Üzerinde güneş batmayan imparatorluk Boris sonrası döneme hazırlanıyor
Son 6 yılda 3. başbakanı istifaya sürüklenen İngiltere, yüksek enflasyonun ve yaygın grevlerin damga vuracağı bir yazın ardından yeni bir erken seçime gidebilir. Ancak muhtemel başbakanlar, ülkenin Boris Johnson döneminde tanımlanmış dış politika ve savunma yönelimlerine sadık kalacak.
Gazeteci Tayfun Salcı, İngiltere'de Boris Johnson sonrasına ilişkin muhtemel senaryoları AA Analiz için kaleme aldı.
Yeniden erken seçim
Johnson'ın istifasını müteakip başlayan yeni liderlik yarışında son tura kalan Dışişleri Bakanı Liz Truss ve eski Maliye Bakanı Rishi Sunak da başbakanlığa gelmeleri halinde erken seçim kararı almaktan kaçınamayabilirler.
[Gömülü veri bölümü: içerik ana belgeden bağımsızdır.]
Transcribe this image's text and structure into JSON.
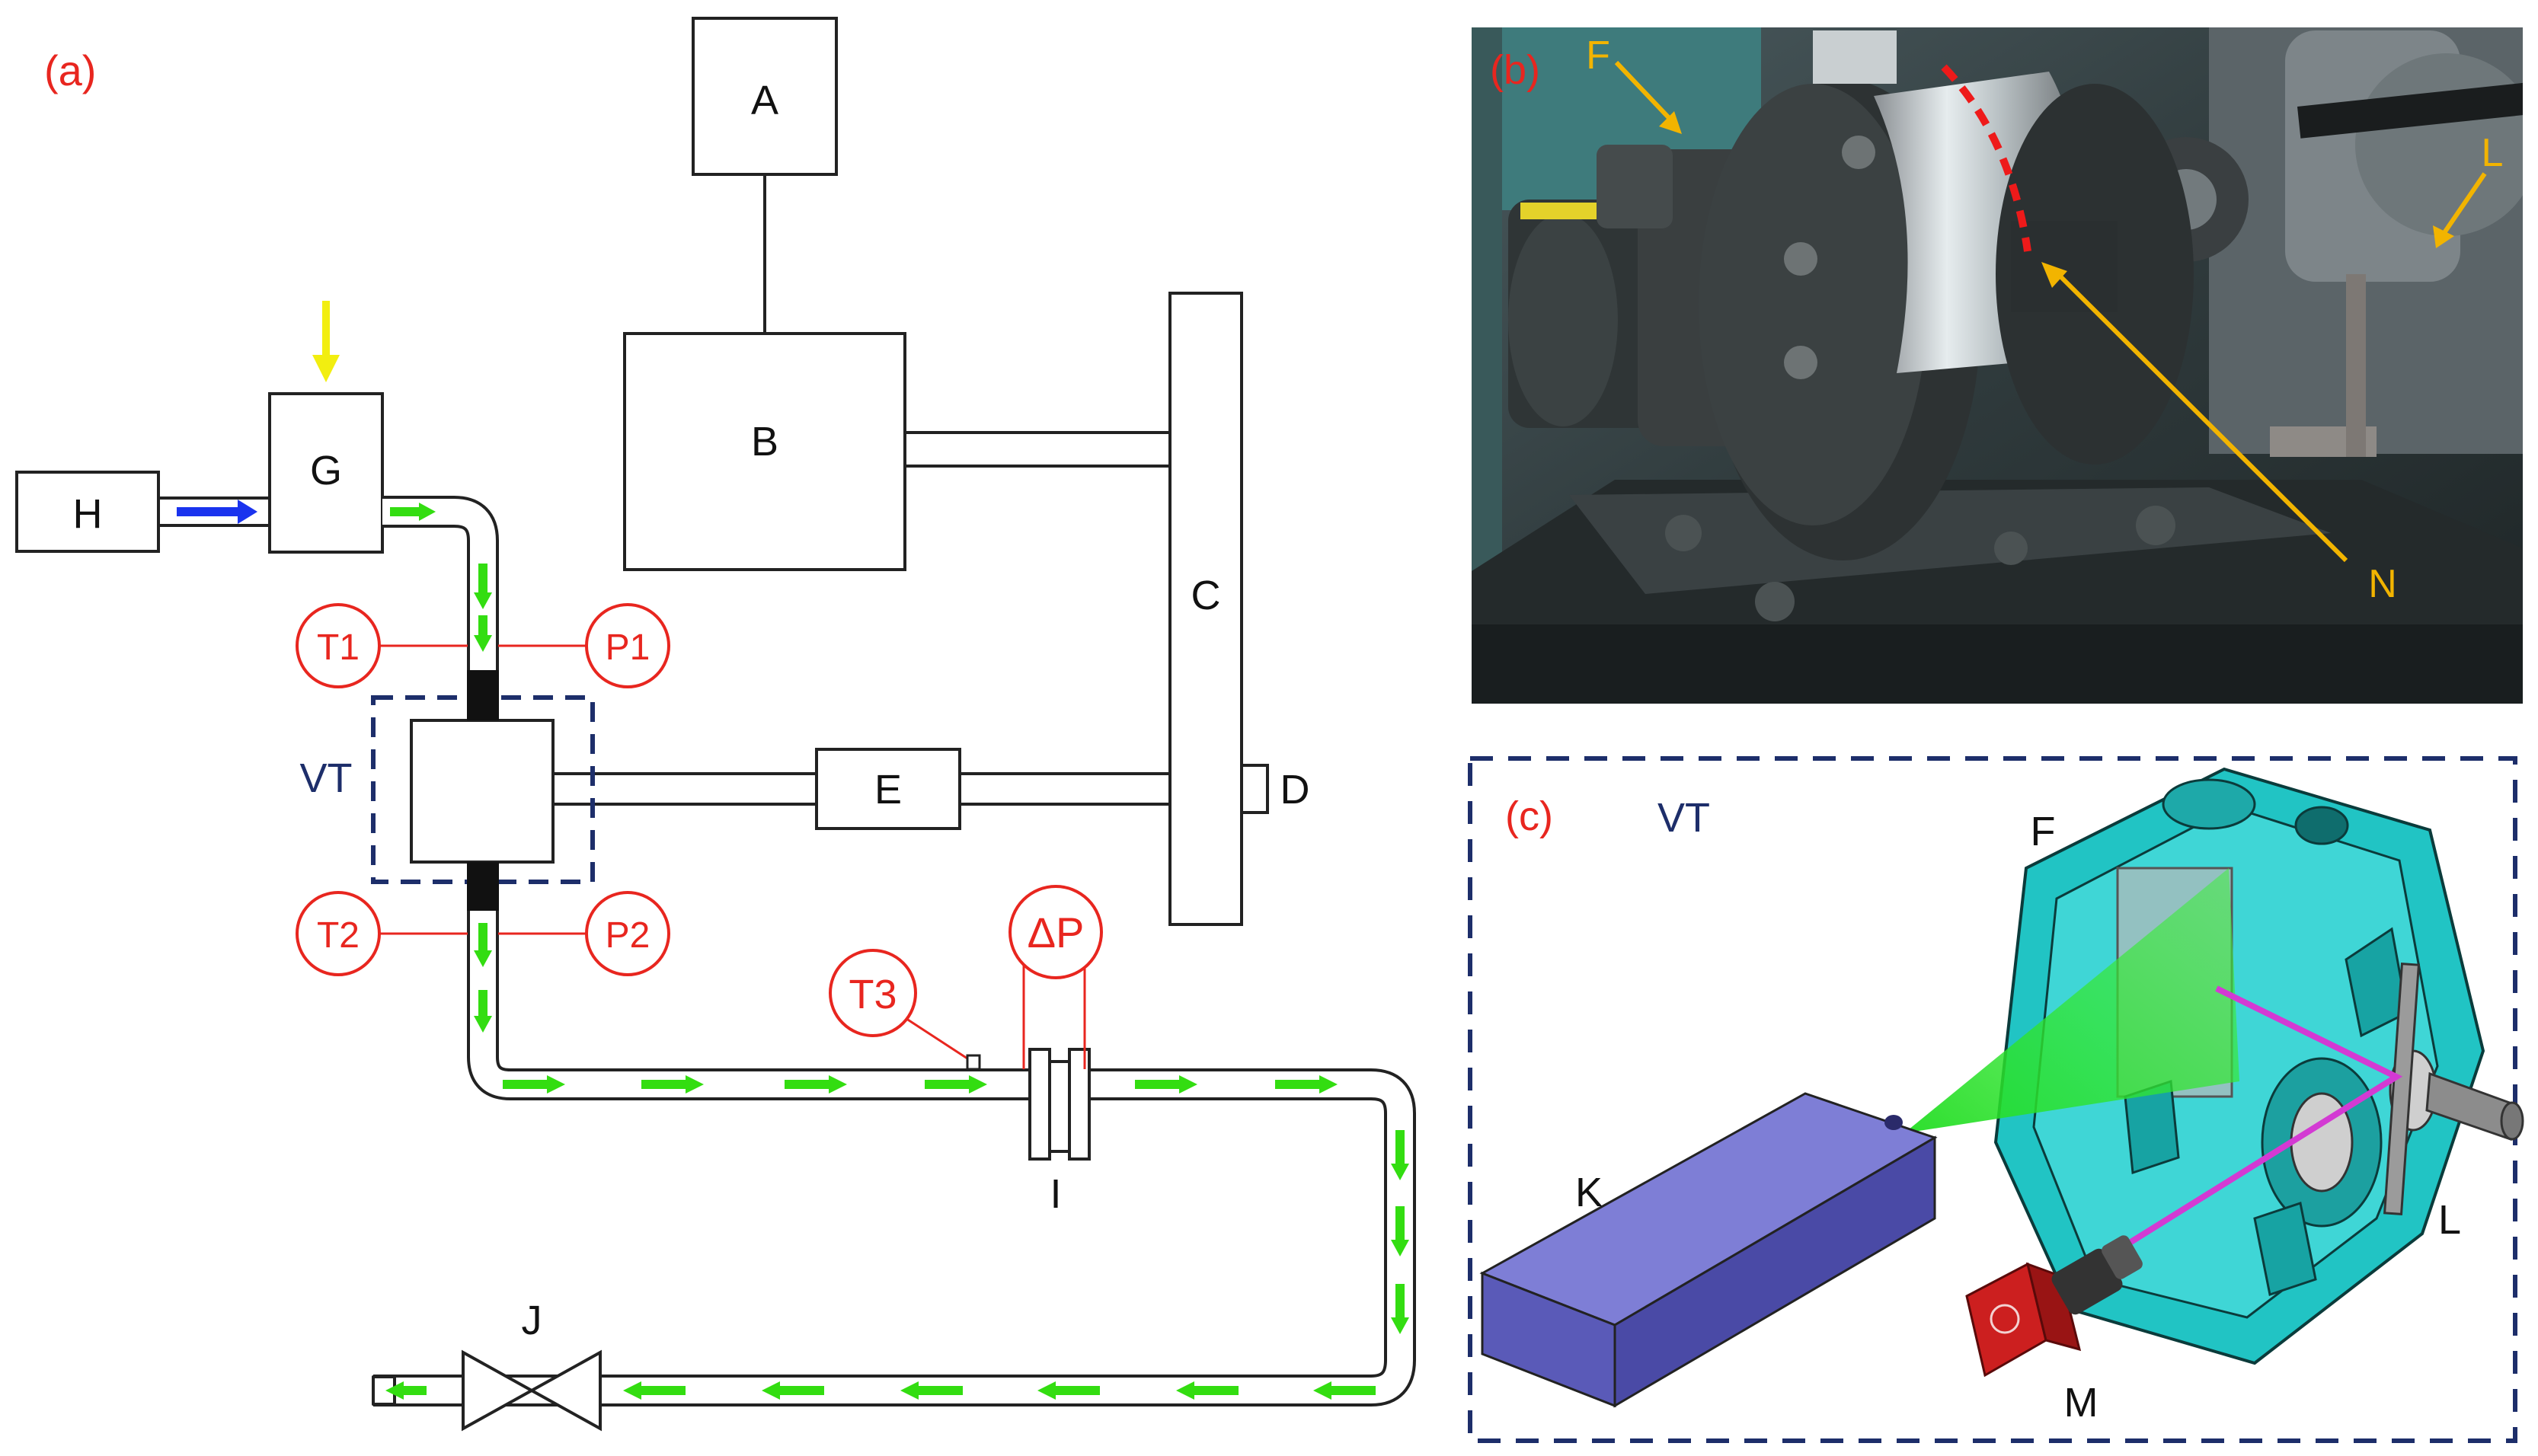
{
  "panel_a": {
    "tag": "(a)",
    "boxes": {
      "A": "A",
      "B": "B",
      "C": "C",
      "D": "D",
      "E": "E",
      "G": "G",
      "H": "H",
      "VT": "VT",
      "I": "I",
      "J": "J"
    },
    "sensors": {
      "T1": "T1",
      "P1": "P1",
      "T2": "T2",
      "P2": "P2",
      "T3": "T3",
      "dP": "ΔP"
    }
  },
  "panel_b": {
    "tag": "(b)",
    "callouts": {
      "F": "F",
      "L": "L",
      "N": "N"
    }
  },
  "panel_c": {
    "tag": "(c)",
    "title": "VT",
    "labels": {
      "F": "F",
      "K": "K",
      "L": "L",
      "M": "M"
    }
  },
  "colors": {
    "red_label": "#e8261f",
    "sensor_red": "#e8261f",
    "flow_green": "#33dd11",
    "inlet_blue": "#1a33ee",
    "yellow_arrow": "#f2ee10",
    "callout_orange": "#f2b400",
    "navy_dash": "#1d2e6a",
    "pump_cyan": "#21c4c4",
    "laser_box": "#5a5ab8",
    "beam_green": "#22dd22",
    "laser_magenta": "#d33ad3",
    "camera_red": "#cc1f1f"
  }
}
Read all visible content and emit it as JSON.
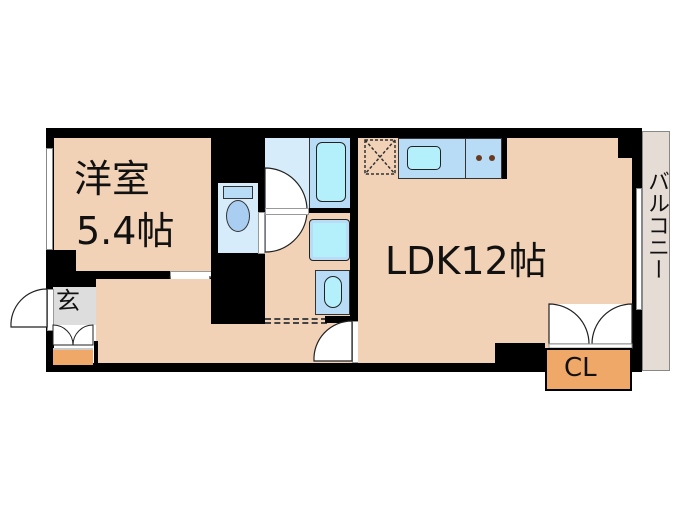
{
  "floorplan": {
    "rooms": {
      "western_room": {
        "name": "洋室",
        "size": "5.4帖"
      },
      "ldk": {
        "label": "LDK12帖"
      },
      "entrance": {
        "label": "玄"
      },
      "closet": {
        "label": "CL"
      },
      "balcony": {
        "label": "バルコニー"
      }
    },
    "colors": {
      "floor": "#f2d2b6",
      "wet_area": "#d6ecfb",
      "fixture": "#b3f0fb",
      "closet": "#f0a868",
      "balcony": "#e6dcd6",
      "entrance_floor": "#dddddd",
      "wall": "#000000"
    }
  }
}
Müstakbel başbakanı erken seçim kararına sevk edecek nedenlerden birini, liderlik yarışında tarafların birbirleri hakkında basına sızdırdığı bilgilerin ve kamuoyu önünde yönelttiği suçlamaların parti içinde meydana getirdiği çatlaklar teşkil edecek. Diğer neden ise başta enflasyonla mücadele olmak üzere kendilerini bekleyen meydan okumalar karşısındaki politika tercihlerinde arkalarında halk desteği bulunmasına ihtiyaç duyacak olmaları.
"Huzursuz yaz"
Öte yandan, Johnson'ın 2019'da gittiği erken seçimde elde ettiği, Muhafazakar Parti'ye parlamentoda 80 milletvekili üstünlük getiren tarihi başarıyı ne Truss'ın, ne de Sunak'ın kazanma ihtimali bulunuyor.
Yüksek enflasyon (Haziran itibarıyla yıllık yüzde 9,4) ve yıllardır yerinde sayan ücretler nedeniyle eriyen alım gücü (Haziran 2022 itibarıyla yüzde 4,1); başta ulaştırma, eğitim, telekomünikasyon, sağlık ve hukuk sektörleri olmak üzere on binlerce çalışanı greve sürüklemiş durumda. Bir kısmı başlayan ve devam eden, bir kısmı ise gelecek haftalarda başlayacak grevler İngiltere'yi yine grevlerin damga vurduğu 1978-1979 kışına geri götürecek gibi görünüyor.
İngiliz hükümeti şimdiden grevleri kırmaya dönük önlemler almaya başladı. İlk adım, firmaların grevleri kırmasını sağlayacak yeni eleman alımının önünün yasal olarak açılması oldu. Muhafazakar başbakan adayları da grev kararı almayı zorlaştıracak, grev sayısını ve süresini kısıtlayacak, sendikaların grev yapan personele maddi desteğini azaltacak önlem paketleri açıklıyor.
İşçi Partisi iktidarı
Bu koşullarda gidilecek bir erken seçimde bu kez İşçi Partisine iktidar yolunun açılabileceği öngörülüyor. Muhtelif anketler İşçi Partisinin Muhafazakar Parti karşısında 10 puana yakın bir farkla önde olduğunu gösteriyor.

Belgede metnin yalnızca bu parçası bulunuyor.